Musicians and their aesthetics

Ever since musical groups and individual artists turned into more than just names listed after song titles an appreciation for their ‘look’ has been growing and growing. A musician’s ‘aesthetic’ is their look, their theme, the atmosphere they create the feel of their work and themselves in a larger sense than simply their music and its qualities. We are now faced with an issue however: how much should the aesthetic contribute to their value as an artist?

One of the more famous idols known largely for their looks is Lady Gaga with her iconic meat dress and countless other bizarre outfits and music videos, but you do not exactly feel the impact of those through headphones do you? In fact, I seek to separate Lady Gaga and similar artists from the main group of musicians and groups with defined aesthetics, as hers vary greatly between songs without any real unifying theme. These artists more seek to create impact and astonishment to enhance their messages and songs; they do so with their public appearances and music videos. This is actually a very common technique; Lady Gaga just manages to take it two hundred steps further than most do. The more niche artists who utilize defined aesthetics to their advantage are being addressed here.

Internet sensation Yung Lean is perhaps the most notorious for his use of an aesthetic to propel himself to stardom, at least among the interwebs. With his characteristic Sad Boys logo and self-titled 2001 style his music, appearances, performances and most importantly his videos strike the audience with an incomprehensible feeling of obscurity and alluring, nigh musical heresy. And thus, due to this overwhelming aura of specific style many are accused of liking him solely ironically or appreciating the look and not the music. These critics do have serious points as many have pointed out Jonatan’s (Yung Lean) lack of breath control in his songs, his subpar lyrics and in some places his producers’ low quality music. The question is: despite his objective faults is Yung Lean saved by his aesthetic in respect to his value as a musician?

I do not think he is, as an artist he most certainly is, but as a musician he simply can not be hailed as a great contributor to music with his current quality and neither can any other similar artist. These musical artists are just that, artists, perhaps not skilled musical technicians with the firmest grasps of musical theory or properly flowing lyrics but they convey their themes, their messages and their styles in a way one would expect of a true artist. With new fabs sweeping popular culture like the vaporwave genre and similarly ironic rappers like Lil B and Riff Raff one does not have to enjoy them to understand that there are ways to convey points and ideas in musical ways without particularly relying on musical qualities.
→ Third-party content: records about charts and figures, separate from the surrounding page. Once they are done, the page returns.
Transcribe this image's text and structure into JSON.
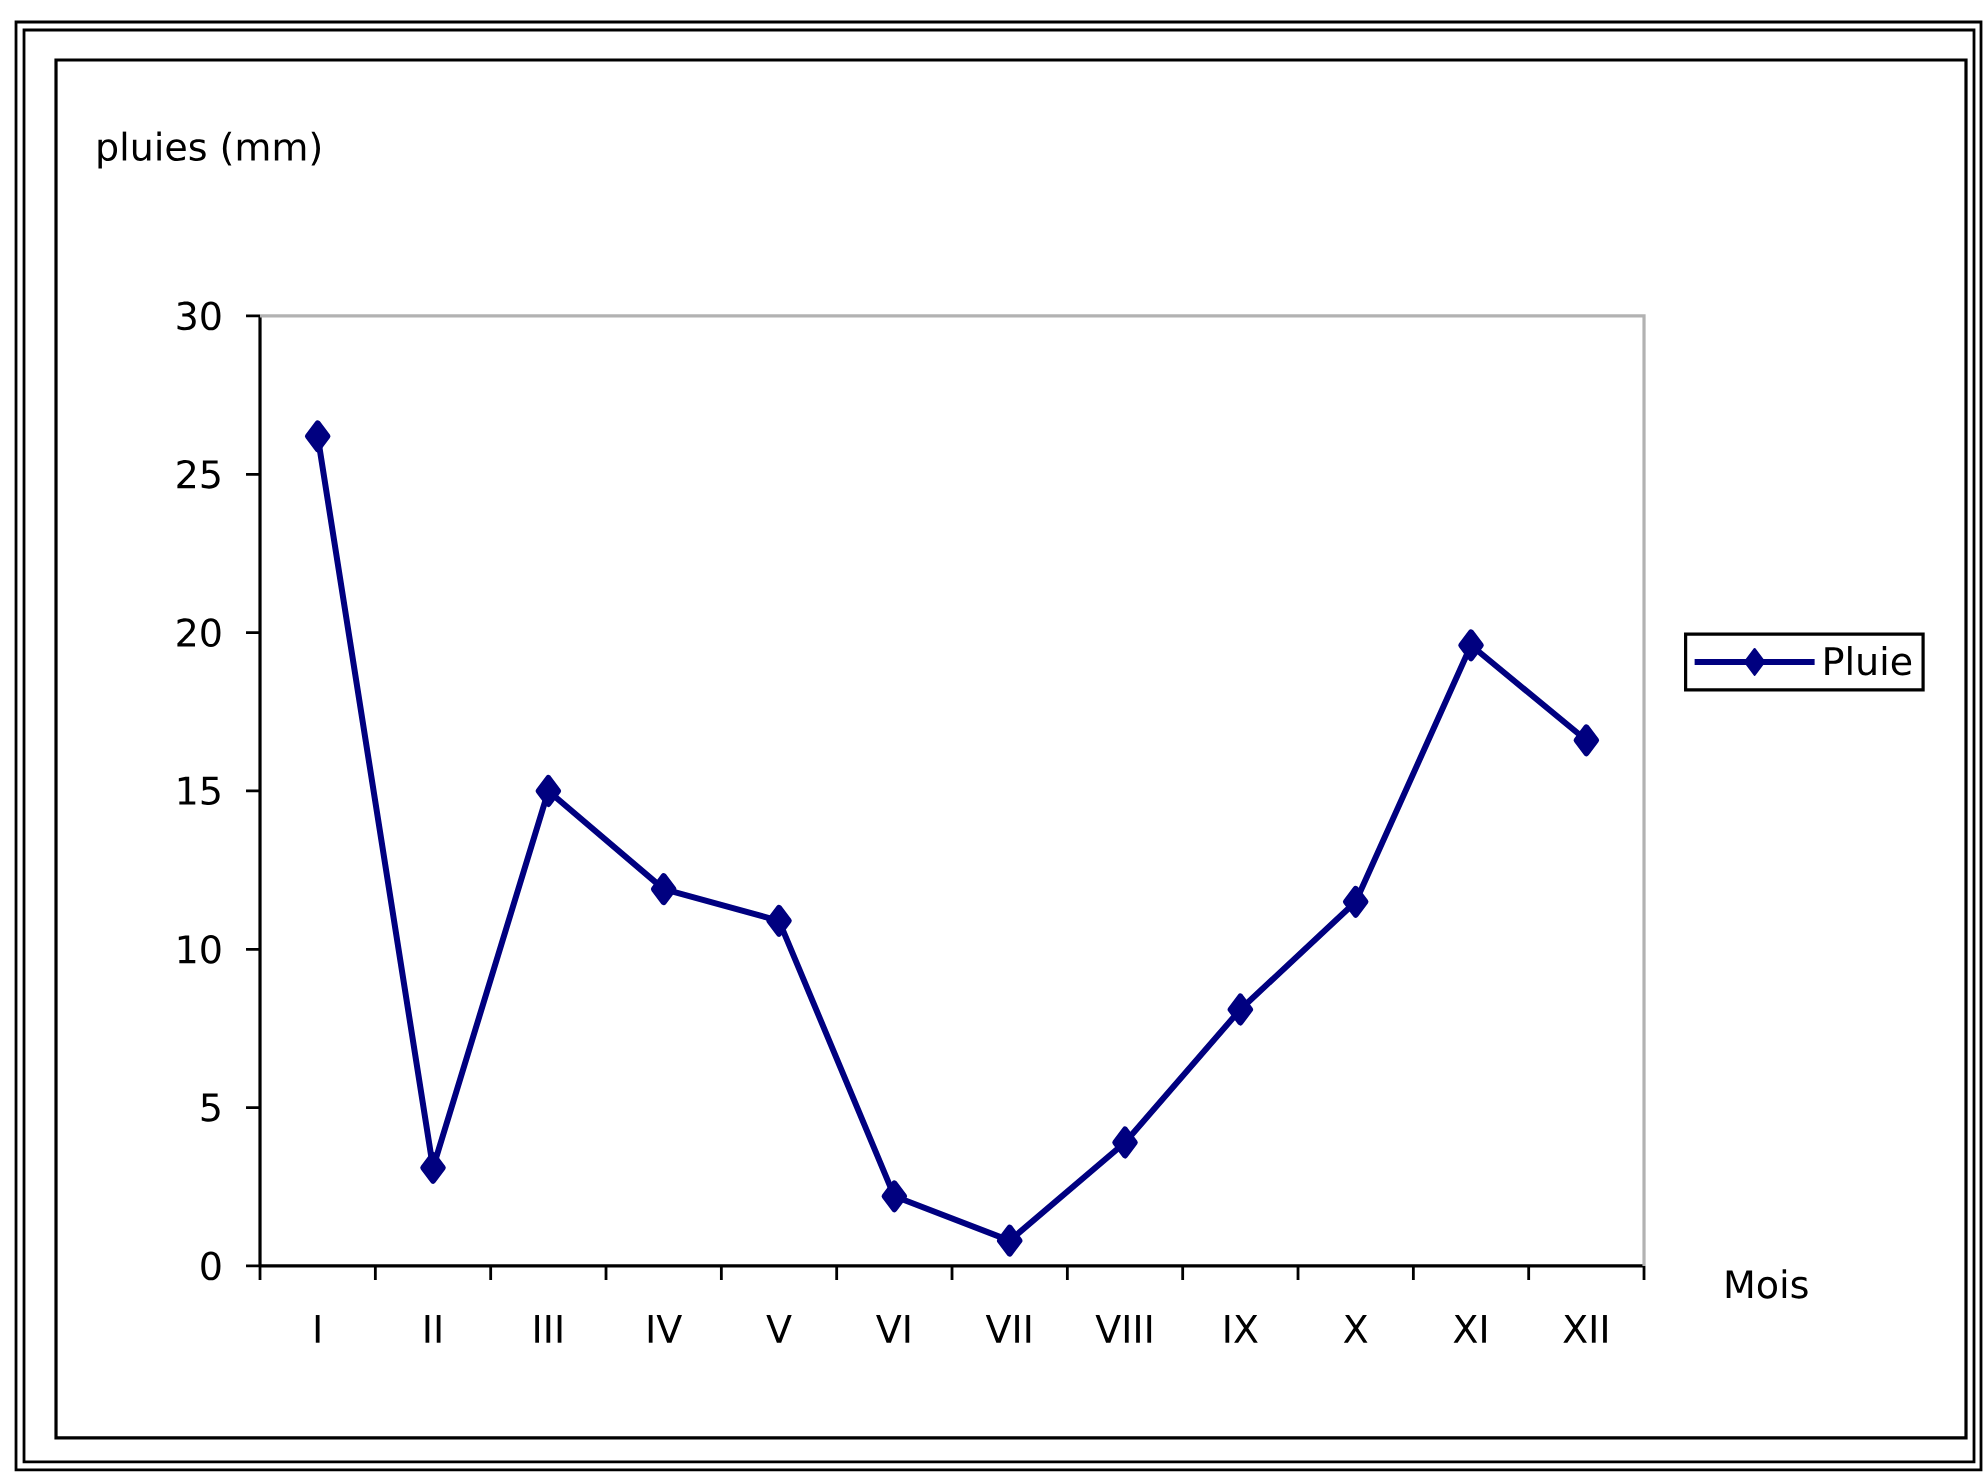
{
  "chart_data": {
    "type": "line",
    "xlabel": "Mois",
    "ylabel": "pluies (mm)",
    "categories": [
      "I",
      "II",
      "III",
      "IV",
      "V",
      "VI",
      "VII",
      "VIII",
      "IX",
      "X",
      "XI",
      "XII"
    ],
    "series": [
      {
        "name": "Pluie",
        "color": "#000080",
        "values": [
          26.2,
          3.1,
          15.0,
          11.9,
          10.9,
          2.2,
          0.8,
          3.9,
          8.1,
          11.5,
          19.6,
          16.6
        ]
      }
    ],
    "ylim": [
      0,
      30
    ],
    "yticks": [
      0,
      5,
      10,
      15,
      20,
      25,
      30
    ],
    "legend": "right",
    "marker": "diamond",
    "line_style": "solid"
  }
}
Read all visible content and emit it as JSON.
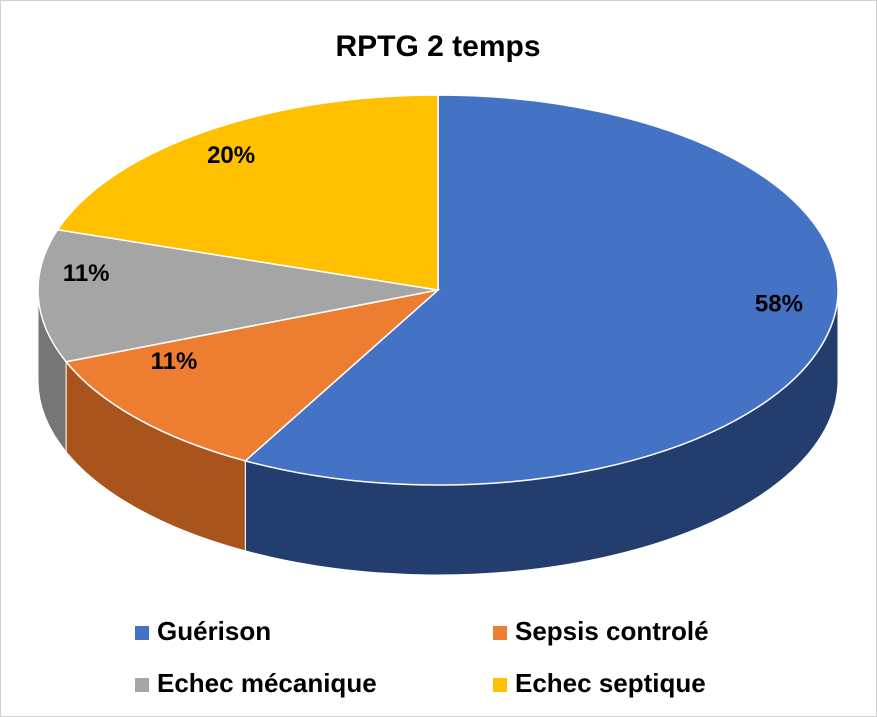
{
  "chart_data": {
    "type": "pie",
    "title": "RPTG 2 temps",
    "categories": [
      "Guérison",
      "Sepsis controlé",
      "Echec mécanique",
      "Echec septique"
    ],
    "values": [
      58,
      11,
      11,
      20
    ],
    "value_labels": [
      "58%",
      "11%",
      "11%",
      "20%"
    ],
    "colors": [
      "#4472c4",
      "#ed7d31",
      "#a5a5a5",
      "#ffc000"
    ],
    "side_colors": [
      "#233e6e",
      "#a8541c",
      "#767676",
      "#b88a00"
    ],
    "legend": "bottom"
  }
}
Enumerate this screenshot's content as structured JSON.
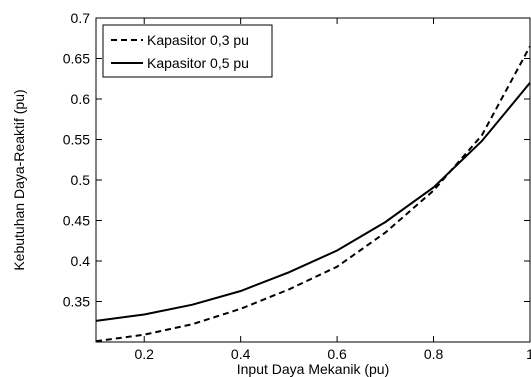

At the end of the day most folks get caught up in semantics and that is what people should try to avoid by being eloquent and precise in their judgments. Enjoying musicians does not have to rely on musical quality, but one cannot acknowledge this whilst claiming that they are fantastic musicians, just good entertainers perhaps. One can appreciate deep intellectual messages in niche, counter-melodic music all the while qualifying with the fact that the musical quality simply isn’t all there, they might not be incredible musical artists but artists they are and their ability to put across their points are evidently efficient. No one should feel bad for appreciating musicians who ooze characteristic style and appeal but lack the most amazing lyrics or musical mechanics and no one should feel bad for appreciating musicians in t-shirts and jeans meaning only to sound as good as possible, they’re simply all different sides of the same coin in a musical community with value coming from different sources to different audiences and that is a beautiful diversity.